I lay on my back on the gravel beside him. I tried to explain Sheffield’s Induction Ceremony. I wasn’t sure why. Exhaustion, mostly. My brain wasn’t working right. Made me talk a mile a minute. But then Solomon said, “He’s a very good student.”

“Who’s a student?”

“Sheffield. He’s like Mr. Barrett’s, what do you call it? Protégé. His power comes from him. Sheffield is nothing without Mr. Barrett, but it doesn’t go both ways. Why the hell is he still on the team if he doesn’t play anymore? Mr. Barrett probably sees something of himself in him.”

I sat up suddenly. He was right, of course.

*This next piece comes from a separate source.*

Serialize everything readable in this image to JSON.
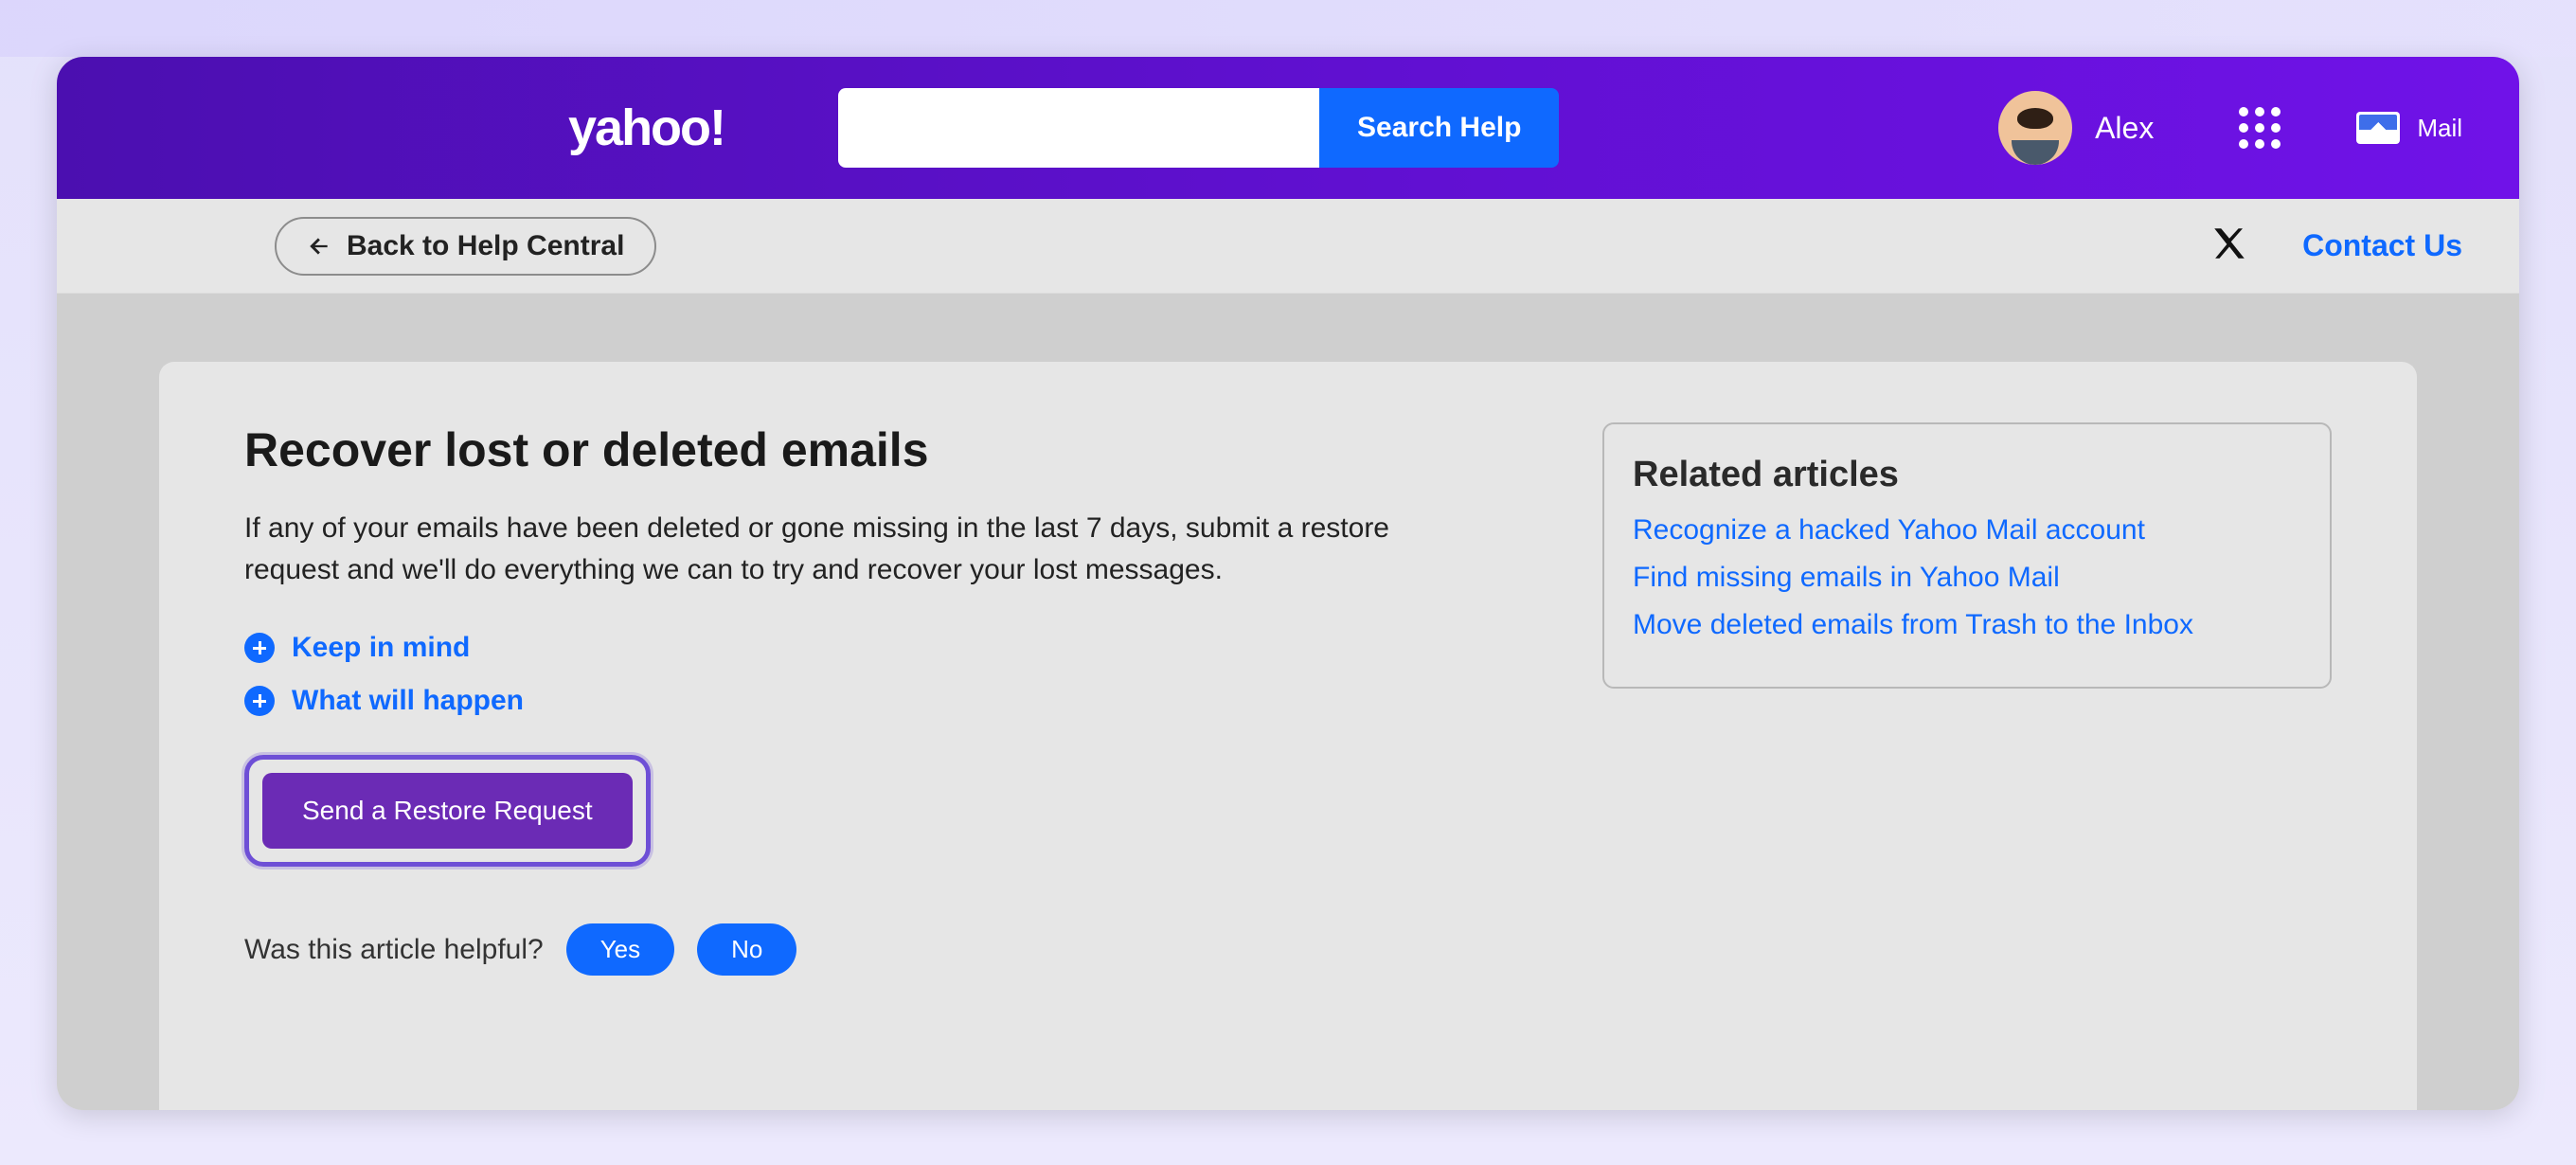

Maybe there was nothing I could do about Mr. Barrett. Maybe he was too big and too well-respected for me and Solomon to hold him accountable.

But Sheffield . . .

I wasn’t sure how, yet, but Sheffield was the weak link we could use to break the chain.

“I need to get that film developed,” I said. “From the football team shoot. Want to come?”

Solomon stared off into the woods. Sound came, from a little transistor radio he had been carrying in his back pocket.

“What a beautiful day for Halloween,” Ms. Jackson said. “My favorite holiday of the year.”

“Solomon?” I asked, but if he heard me at all, he did not respond. I looked off to where he was staring, as if there might be something there to explain where he’d gone.

The woods had closed in on the school in the years since it shut down, tall grasses and shrubs and vines inching forward to encircle it. That ramshackle forest cut like a river through the whole town, or rather the town had been carved into the woods. Trailer parks and rows of identical duplexes and gorgeous old mansions all nestled in it.

“I used to be so scared of the woods,” I said. “Anything at all could come out of them.”

“Only animals,” Solomon whispered, and it was like he wasn’t really there. “The real monsters—they’re all human.”